UK mortgage rates rise for the first time in 8 months
Average mortgage rates have risen for the first time since February as concern grows over the upcoming Budget, set to be presented by Rachel Reeves on Wednesday 26 November.
This is according to data from Moneyfacts UK, which found that overall average to-and five-year fixed mortgage rates rose month-on-month to 4.98% and 5.02% respectively.
The last time a month-on-month rise in mortgage rates was recorded was in February 2025. The average shelf-life of a mortgage has also increased to 22 days, up from 17 days the previous month.
Most mortgage customers have fixed-rate deals, where the interest rate on the mortgage does not change until a fixed period expires.
At the end of the fixed-rate deal period, which is usually two or five years, a new mortgage rate is chosen to replace the previous fixed rate.

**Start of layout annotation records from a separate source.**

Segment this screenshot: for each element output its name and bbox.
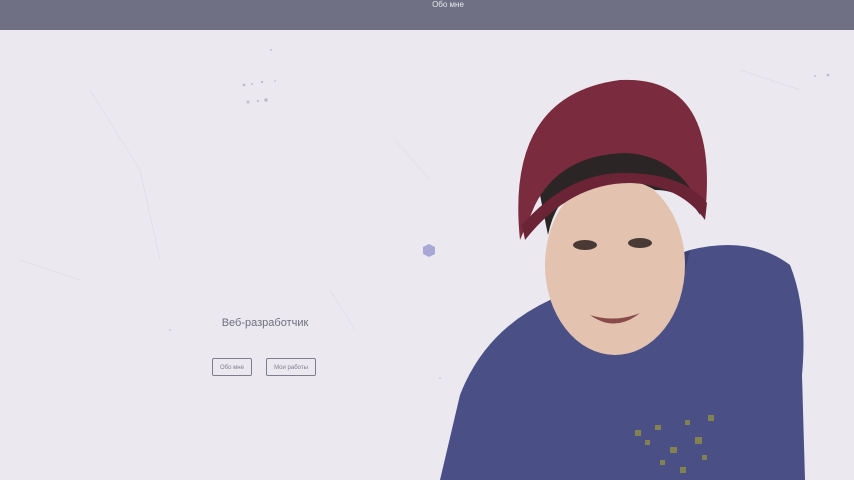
works-button[interactable]: Мои работы — [266, 358, 316, 376]
landing-page: Обо мне Веб-разработчик Обо мне Мои рабо… — [0, 0, 854, 480]
hero-subtitle: Веб-разработчик — [221, 317, 309, 329]
portrait-photo — [440, 79, 805, 480]
about-button[interactable]: Обо мне — [212, 358, 252, 376]
nav-link-about[interactable]: Обо мне — [430, 0, 466, 10]
top-navigation-bar: Обо мне — [0, 0, 854, 30]
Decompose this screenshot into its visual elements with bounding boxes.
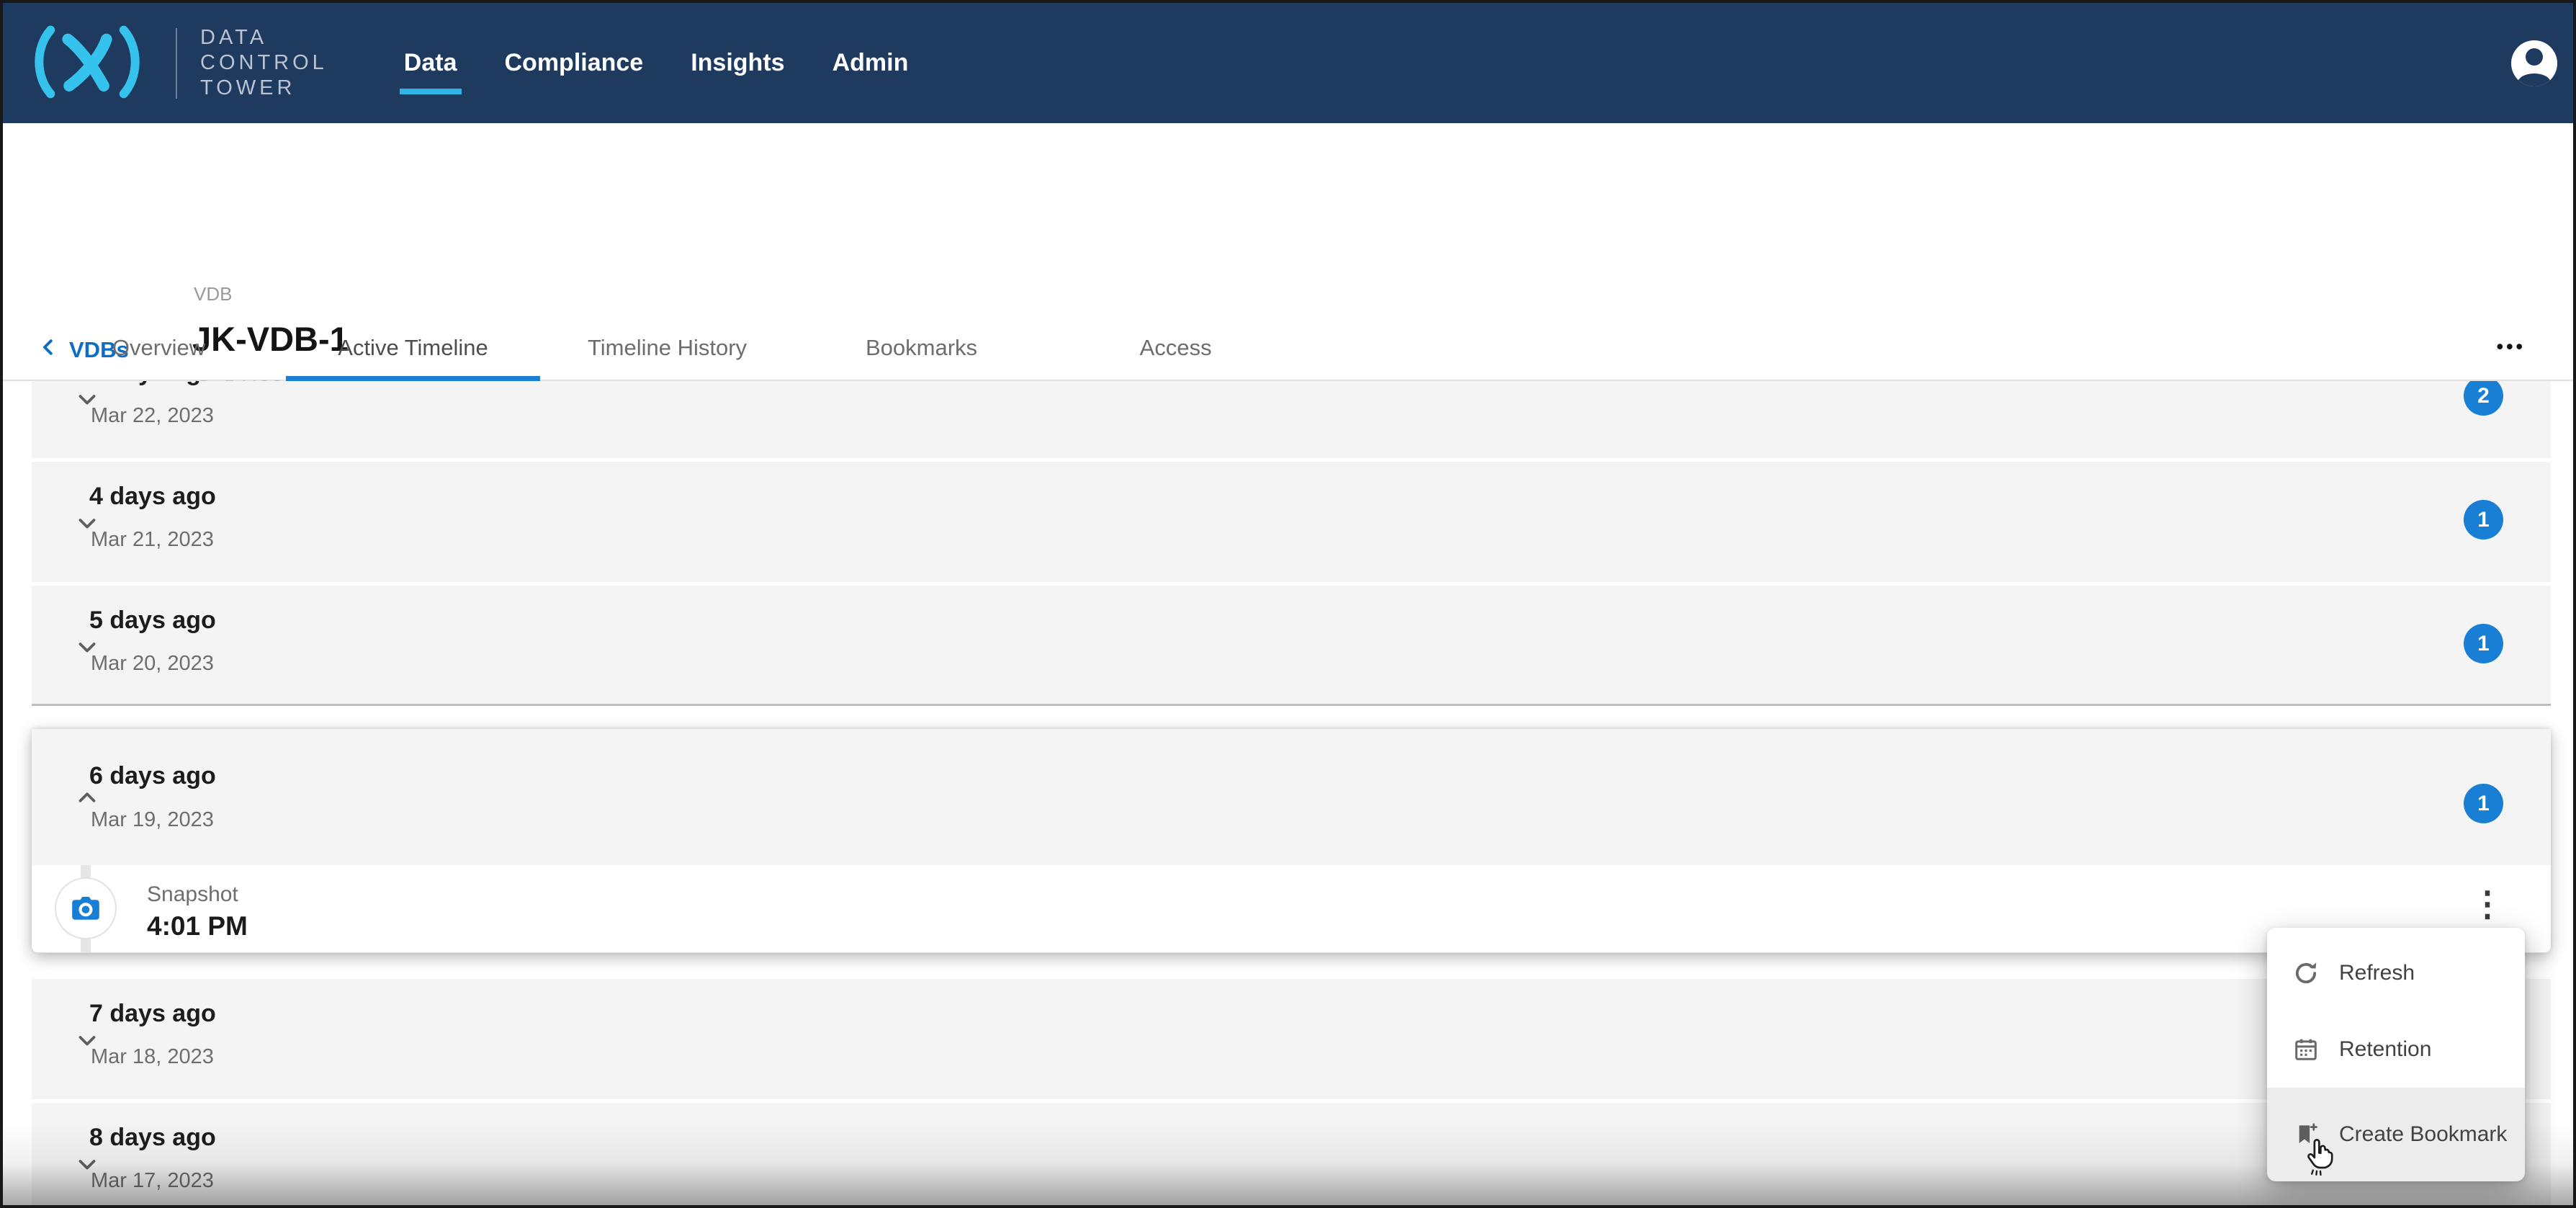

While mortage rates increasing is bad news for borrowers, including first-time buyers, rates have improved significantly since the same time two years ago, where the average two-year fixed rate was 6.47%.
“Borrowers may well be disappointed to see fixed mortgage rates on the rise,” said Moneyfacts finance expert Rachel Springall.
“Volatile swap rates and a cautionary approach among lenders have led to an abrupt halt in consecutive monthly average rate falls.”
“There may be little margin of rate movement from lenders in the coming weeks, prolonging the subdued sentiment. Inflation is expected to peak at 4%, which would then be double the desired 2% target, so any imminent base rate cuts by the Bank of England seem unlikely,” Springall added.
“The repercussions of rising fixed rates and subdued sentiment stifle the Government’s push for lenders to do more to boost UK growth. However, even with a slight dip in product choice across the mortgage spectrum, the combined quantity of deals available to borrowers with a 5% or 10% deposit or equity stands at a 17-year high.”